457 visa laws before Parliament today: what your business needs to know

With legislation before Parliament today which cracks down on temporary 457 visas, now is the time for employers to understand the risks of employing migrant workers.

Recent changes to 457 visa laws require all employers check to ensure their employees are allowed to work in Australia, according to Holding Redlich partner and accredited immigration law specialist Maria Jockel.

“Under this new act, which has just come into effect, you’re guilty under the civil penalty provisions even if you didn’t do anything knowingly wrong. So it’s what we call a strict liability provision.”

The legislation covers two types of liability: civil liability, the ordinary standard of proof on the balance of probability, and criminal liability, which is beyond reasonable doubt.

Under the act, employers can be found guilty if they allow somebody who is not an Australian citizen and who is in Australia illegally to work, or allow somebody who is a non-citizen, but is in Australia legally to work, but the nature of their visa condition does not allow them to work in in the way the employer intends them to work.

A labour hire company or recruiter that refers somebody who is in Australia unlawfully to a potential employer to work, or refers a person who is in Australia legally to work, but by doing so puts them in breach of their work rights, can also be committing a civil liberty offence.

Jockel says these same provisions can be applied in the criminal context.

“For the criminal penalty provision, you simply have to prove a greater standard of recklessness or knowingness,” she says.

If found guilty of a criminal offence in this context perpetrators can face two years in jail and fines of $20,400.

Employers found guilty of wilfully exploiting workers can face five years in jail and fines of $51,000.

Holding Redlich workplace relations specialist Charles Power says the Fair Work ombudsman is working closely with the Department of Immigration and Citizenship to crack down on cases like these.

“The FWO has readily identified that sponsored workers are an area of particular vulnerability and they’re directing the greater share of resources into monitoring and dealing with complaints and making examples of employers of sponsored visas in order to access the public interest on policy grounds,” he says.

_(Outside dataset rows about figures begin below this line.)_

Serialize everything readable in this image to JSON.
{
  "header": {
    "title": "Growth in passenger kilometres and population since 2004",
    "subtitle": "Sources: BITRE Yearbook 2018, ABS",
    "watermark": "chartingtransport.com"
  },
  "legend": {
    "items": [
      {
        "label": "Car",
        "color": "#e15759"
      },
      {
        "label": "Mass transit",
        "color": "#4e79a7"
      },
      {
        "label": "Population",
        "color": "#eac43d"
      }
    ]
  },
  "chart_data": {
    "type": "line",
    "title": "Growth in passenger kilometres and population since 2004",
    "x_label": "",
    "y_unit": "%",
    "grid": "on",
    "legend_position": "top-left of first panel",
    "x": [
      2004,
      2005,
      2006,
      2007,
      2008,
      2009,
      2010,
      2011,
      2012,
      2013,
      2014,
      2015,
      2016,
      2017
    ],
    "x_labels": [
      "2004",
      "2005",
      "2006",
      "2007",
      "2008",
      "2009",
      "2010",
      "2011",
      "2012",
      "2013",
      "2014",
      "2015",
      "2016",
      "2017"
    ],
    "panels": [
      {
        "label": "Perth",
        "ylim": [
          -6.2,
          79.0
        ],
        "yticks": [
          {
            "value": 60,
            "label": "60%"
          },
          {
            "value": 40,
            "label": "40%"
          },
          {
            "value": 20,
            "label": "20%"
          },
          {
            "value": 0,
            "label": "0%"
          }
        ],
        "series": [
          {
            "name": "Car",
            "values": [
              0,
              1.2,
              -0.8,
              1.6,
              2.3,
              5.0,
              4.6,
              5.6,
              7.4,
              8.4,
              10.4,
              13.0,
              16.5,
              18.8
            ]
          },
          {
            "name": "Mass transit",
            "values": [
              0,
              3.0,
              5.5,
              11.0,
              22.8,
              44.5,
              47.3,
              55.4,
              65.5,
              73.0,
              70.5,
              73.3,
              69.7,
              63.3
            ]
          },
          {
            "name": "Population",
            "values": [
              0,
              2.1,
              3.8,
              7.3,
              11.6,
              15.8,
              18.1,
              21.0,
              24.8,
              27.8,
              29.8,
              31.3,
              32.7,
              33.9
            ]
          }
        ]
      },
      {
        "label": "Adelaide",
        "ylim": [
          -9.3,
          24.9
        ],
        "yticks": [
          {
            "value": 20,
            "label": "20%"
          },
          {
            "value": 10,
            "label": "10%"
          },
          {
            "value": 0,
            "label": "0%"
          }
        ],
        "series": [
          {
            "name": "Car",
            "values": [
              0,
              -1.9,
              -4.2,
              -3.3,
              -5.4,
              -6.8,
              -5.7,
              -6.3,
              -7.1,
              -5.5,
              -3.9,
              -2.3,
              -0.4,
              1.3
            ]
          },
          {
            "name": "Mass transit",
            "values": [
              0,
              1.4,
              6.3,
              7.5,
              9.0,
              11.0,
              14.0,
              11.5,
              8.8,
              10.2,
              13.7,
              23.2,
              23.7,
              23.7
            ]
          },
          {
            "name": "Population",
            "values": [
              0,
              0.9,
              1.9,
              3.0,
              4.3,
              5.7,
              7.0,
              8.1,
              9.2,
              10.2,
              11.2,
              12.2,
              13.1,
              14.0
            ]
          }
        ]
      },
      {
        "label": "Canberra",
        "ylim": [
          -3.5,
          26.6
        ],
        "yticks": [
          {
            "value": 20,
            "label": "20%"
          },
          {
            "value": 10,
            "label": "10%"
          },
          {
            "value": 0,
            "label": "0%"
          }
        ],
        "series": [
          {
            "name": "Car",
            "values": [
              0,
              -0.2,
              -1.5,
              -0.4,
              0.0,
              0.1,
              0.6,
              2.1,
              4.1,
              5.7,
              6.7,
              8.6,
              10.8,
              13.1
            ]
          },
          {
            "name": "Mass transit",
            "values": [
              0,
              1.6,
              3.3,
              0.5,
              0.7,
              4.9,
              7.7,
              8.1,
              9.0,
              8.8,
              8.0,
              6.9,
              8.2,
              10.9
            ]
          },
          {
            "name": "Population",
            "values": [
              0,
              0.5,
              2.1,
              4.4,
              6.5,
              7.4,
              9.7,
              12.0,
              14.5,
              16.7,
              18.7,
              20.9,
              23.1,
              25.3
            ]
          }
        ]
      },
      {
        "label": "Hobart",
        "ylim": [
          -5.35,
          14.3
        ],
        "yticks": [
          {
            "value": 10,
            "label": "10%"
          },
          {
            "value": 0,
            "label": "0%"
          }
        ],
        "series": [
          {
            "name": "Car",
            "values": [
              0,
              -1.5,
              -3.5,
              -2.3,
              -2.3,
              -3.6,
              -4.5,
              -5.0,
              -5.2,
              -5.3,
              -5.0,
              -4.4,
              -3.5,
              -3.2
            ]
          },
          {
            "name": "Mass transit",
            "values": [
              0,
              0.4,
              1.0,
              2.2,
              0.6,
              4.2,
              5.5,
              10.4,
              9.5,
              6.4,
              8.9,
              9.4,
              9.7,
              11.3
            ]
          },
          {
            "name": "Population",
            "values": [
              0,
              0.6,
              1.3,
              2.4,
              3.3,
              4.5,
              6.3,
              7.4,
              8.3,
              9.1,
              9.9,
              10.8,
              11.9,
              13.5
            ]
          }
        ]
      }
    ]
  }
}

Ignorance of the law is no excuse.

“With the number of people entering and departing Australia constantly, you are meant to be hyper-vigilant. That’s the message the government is giving would-be employers,” says Jockel.

Jockel says all employers should undertake a check of work rights.

“That should be embedded in your human resource protocols, it should be non-negotiable. If you check people’s work rights and if you require those who work with you, who are third-party contractors to do likewise, you are minimising the incidence of risk. If you are caught out then you’ve at least got a defence,” she says.

Employers can register to use DIAC’s online system VEVO (Visa Entitlement Verification Online), which allows registered Australian organisations to check a person’s immigration status and work rights.